In addition to detailing the monthly exploits of Bumblebee and his fellow Autobots in IDW Publishing’s ongoing “Transformers: Robots in Disguise,” writer John Barber is also responsible for two new “Transformers” one-shots hitting in March: “Spotlight: Bumblebee” and “Fall of Cybertron,” the latter of which began life as a digital-only release and tells the story of what happened prior to the events in the video game of the same name.
Barber spoke with Comic Book Resources about his upcoming slate of “Transformers” comics, discussing how his three titles all fit into one “Transformers” continuity or another, be it the comic book universe or the recent video game release, which robotic protagonists are his favorite to write, what it’s like switching gears from editing to writing and much more.
CBR News: John, what’s the gist of your new “Transformers” one-shots, “Spotlight: Bumblebee” and “Fall of Cybertron?”

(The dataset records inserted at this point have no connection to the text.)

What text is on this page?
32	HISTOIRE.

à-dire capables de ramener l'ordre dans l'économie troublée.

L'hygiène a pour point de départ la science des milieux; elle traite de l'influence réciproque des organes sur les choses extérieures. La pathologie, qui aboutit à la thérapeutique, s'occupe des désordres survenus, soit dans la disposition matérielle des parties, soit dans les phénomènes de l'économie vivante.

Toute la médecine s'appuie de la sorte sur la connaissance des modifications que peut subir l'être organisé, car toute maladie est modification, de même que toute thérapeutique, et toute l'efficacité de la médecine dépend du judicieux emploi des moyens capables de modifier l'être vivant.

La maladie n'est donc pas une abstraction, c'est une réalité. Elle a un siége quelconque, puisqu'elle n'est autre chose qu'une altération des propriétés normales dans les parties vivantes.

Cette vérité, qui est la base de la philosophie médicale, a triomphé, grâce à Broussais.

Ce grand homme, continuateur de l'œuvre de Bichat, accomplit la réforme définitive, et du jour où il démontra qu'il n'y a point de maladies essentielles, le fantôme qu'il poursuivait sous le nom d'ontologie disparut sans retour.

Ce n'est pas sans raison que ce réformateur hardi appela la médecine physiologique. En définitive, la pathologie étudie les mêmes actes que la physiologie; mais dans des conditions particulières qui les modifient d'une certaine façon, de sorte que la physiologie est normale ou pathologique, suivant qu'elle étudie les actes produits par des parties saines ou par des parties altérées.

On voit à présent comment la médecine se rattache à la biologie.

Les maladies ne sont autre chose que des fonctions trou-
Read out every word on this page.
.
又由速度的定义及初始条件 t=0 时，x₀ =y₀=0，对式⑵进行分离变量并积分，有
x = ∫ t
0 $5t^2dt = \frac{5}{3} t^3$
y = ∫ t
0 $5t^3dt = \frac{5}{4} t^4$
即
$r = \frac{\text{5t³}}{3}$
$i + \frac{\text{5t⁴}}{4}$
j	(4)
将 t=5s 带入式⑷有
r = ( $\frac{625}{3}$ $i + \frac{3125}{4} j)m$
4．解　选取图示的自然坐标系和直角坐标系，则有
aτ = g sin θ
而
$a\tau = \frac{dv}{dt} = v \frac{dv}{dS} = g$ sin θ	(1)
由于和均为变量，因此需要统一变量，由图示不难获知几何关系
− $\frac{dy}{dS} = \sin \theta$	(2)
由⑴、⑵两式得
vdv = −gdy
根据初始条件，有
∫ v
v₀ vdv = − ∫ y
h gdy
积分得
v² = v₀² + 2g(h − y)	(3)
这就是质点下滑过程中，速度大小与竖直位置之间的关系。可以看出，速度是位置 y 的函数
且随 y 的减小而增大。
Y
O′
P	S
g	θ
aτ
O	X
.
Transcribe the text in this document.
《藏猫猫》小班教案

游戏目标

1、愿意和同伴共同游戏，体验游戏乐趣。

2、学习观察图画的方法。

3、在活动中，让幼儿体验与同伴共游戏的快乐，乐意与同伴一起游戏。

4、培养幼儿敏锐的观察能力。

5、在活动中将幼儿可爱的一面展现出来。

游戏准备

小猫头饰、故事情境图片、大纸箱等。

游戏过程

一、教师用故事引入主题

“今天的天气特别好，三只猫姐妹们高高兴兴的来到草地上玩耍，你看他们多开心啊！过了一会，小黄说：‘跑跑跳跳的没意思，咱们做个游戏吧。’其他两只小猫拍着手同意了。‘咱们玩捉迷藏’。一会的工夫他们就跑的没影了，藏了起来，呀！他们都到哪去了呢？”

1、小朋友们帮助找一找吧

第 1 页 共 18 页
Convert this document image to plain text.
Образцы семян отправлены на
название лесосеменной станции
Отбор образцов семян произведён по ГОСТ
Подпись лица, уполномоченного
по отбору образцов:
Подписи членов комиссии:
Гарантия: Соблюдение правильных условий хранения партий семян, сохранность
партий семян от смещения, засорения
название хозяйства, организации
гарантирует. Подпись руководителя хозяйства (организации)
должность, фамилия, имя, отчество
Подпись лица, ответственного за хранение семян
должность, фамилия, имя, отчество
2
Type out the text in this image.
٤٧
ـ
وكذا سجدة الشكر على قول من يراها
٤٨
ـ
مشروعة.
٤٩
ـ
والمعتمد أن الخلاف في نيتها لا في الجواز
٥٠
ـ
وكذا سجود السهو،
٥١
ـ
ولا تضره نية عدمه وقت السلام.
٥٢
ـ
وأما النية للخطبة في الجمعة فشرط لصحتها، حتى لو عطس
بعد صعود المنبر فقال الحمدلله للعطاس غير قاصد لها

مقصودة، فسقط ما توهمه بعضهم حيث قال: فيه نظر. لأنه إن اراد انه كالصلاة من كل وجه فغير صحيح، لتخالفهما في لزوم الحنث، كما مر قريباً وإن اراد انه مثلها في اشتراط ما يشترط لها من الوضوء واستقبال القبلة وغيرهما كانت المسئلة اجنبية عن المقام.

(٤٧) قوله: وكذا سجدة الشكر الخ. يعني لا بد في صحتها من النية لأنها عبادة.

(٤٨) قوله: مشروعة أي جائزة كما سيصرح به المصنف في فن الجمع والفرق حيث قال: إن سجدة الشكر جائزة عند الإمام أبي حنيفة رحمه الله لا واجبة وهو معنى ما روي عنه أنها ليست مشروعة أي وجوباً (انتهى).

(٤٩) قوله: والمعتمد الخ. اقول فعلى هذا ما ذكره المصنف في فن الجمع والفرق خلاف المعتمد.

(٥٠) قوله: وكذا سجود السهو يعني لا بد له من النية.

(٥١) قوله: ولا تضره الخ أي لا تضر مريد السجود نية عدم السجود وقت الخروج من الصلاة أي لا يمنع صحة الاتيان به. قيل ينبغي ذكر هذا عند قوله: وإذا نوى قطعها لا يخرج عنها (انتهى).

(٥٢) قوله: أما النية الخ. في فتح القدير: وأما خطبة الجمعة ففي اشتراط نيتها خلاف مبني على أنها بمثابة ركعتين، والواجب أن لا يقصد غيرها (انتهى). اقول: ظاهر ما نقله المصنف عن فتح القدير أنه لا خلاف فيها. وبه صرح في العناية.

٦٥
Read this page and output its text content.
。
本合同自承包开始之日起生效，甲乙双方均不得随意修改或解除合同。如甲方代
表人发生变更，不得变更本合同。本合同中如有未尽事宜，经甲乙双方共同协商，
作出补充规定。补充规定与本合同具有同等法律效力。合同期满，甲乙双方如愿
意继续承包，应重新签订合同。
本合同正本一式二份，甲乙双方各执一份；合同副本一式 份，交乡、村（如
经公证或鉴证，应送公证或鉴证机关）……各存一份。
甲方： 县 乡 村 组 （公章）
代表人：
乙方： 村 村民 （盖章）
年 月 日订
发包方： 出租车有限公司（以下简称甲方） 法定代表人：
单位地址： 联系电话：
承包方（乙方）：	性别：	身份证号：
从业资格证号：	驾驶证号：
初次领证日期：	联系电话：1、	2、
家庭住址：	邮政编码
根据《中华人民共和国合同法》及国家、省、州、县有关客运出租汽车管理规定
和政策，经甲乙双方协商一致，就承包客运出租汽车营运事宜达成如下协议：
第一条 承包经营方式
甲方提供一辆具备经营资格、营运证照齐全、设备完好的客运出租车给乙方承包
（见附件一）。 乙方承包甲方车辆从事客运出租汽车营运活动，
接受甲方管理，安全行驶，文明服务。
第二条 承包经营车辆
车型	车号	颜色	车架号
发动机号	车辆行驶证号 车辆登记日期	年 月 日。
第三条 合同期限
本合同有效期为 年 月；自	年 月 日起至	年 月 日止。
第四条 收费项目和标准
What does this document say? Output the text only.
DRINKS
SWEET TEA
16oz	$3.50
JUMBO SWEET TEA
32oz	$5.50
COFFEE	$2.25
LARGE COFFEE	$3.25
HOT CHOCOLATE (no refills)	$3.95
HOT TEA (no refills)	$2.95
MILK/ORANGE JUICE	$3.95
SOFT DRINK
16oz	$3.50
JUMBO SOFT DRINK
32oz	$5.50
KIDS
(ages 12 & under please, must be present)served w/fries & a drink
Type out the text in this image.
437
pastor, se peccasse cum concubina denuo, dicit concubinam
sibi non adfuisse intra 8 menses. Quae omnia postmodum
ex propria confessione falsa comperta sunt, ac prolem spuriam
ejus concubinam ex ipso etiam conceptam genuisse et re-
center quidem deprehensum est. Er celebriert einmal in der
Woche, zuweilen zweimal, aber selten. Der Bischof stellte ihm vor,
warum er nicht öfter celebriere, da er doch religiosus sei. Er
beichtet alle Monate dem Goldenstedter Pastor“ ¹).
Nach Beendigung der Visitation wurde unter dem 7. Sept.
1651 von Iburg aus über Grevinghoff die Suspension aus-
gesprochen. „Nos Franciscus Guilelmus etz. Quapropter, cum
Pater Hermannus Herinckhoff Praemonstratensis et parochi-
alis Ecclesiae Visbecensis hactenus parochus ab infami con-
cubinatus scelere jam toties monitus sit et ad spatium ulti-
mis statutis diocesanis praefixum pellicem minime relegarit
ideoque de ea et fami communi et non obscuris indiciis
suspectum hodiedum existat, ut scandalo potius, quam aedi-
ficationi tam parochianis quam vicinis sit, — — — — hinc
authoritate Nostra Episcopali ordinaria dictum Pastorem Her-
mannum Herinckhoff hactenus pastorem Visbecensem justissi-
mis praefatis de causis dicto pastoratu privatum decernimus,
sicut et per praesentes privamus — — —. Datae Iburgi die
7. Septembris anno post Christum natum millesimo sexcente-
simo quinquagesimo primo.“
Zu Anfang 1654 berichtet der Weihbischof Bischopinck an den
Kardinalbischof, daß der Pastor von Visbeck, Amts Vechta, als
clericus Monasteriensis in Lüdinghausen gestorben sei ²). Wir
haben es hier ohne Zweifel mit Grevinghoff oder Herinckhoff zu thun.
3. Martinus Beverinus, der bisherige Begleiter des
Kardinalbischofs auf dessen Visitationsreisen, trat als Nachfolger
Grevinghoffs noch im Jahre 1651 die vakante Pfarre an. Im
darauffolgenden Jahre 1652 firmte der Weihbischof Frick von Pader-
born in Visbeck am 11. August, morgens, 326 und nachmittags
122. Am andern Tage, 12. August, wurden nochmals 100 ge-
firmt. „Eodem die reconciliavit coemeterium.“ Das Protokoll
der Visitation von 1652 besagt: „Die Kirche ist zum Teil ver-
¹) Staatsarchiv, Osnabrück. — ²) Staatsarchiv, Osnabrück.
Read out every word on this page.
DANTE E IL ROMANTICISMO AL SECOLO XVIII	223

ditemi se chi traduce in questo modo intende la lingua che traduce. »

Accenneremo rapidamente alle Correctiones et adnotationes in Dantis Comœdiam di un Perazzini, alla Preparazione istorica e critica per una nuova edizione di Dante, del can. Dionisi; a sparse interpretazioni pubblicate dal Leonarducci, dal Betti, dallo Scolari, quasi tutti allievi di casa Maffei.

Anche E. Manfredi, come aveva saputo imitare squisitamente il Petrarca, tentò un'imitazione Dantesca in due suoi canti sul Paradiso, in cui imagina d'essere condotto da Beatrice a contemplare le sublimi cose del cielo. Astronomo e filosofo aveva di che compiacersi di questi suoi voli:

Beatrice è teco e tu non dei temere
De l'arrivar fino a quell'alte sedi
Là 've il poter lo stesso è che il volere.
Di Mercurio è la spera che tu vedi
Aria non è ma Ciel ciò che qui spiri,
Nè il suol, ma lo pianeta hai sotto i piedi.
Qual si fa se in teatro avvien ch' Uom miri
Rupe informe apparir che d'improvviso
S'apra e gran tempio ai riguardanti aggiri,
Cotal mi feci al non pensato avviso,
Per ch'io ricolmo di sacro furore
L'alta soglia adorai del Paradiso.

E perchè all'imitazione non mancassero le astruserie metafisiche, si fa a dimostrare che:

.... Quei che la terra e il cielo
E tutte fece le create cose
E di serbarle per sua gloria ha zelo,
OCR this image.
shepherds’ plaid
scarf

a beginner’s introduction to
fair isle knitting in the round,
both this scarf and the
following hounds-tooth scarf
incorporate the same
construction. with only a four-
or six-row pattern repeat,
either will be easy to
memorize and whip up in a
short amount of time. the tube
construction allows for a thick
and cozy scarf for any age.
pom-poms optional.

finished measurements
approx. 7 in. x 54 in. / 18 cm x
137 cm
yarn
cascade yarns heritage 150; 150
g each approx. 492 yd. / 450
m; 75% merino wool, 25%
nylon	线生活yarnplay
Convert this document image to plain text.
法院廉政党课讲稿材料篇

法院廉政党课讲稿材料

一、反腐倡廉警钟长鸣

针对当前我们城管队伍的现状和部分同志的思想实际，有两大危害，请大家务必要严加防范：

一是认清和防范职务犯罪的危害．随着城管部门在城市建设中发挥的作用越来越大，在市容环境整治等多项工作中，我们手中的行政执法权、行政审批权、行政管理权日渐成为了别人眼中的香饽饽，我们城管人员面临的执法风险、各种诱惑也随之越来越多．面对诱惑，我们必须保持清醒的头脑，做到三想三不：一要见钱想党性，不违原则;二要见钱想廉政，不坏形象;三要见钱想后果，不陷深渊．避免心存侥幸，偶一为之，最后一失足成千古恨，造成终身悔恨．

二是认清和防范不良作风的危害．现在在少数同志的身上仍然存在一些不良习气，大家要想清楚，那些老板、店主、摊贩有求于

John Barber: In the ongoing “Transformers” comic I write, “Transformers: Robots in Disguise,” Bumblebee has spent the past year building a new government on Cybertron. The war between Autobots and Decepticons is over, the Autobots won, but Optimus Prime was seen by the returning civilians as being a warrior, not a peacetime leader. So Prime left, and Bumblebee has been struggling with the mantle of leadership — only to watch everything start to fall apart in the last couple issues.
“Spotlight: Bumblebee” jumps back about a year or so, to when Bee really took control of the Autobots. It’s about him making the decisions he had to make to go from the fun little guy everybody likes to the leader who has to be ready to make tough decisions. David Daza drew the heck out of it — he and I worked together on some “Transformers” toy in-pack comics a few years back.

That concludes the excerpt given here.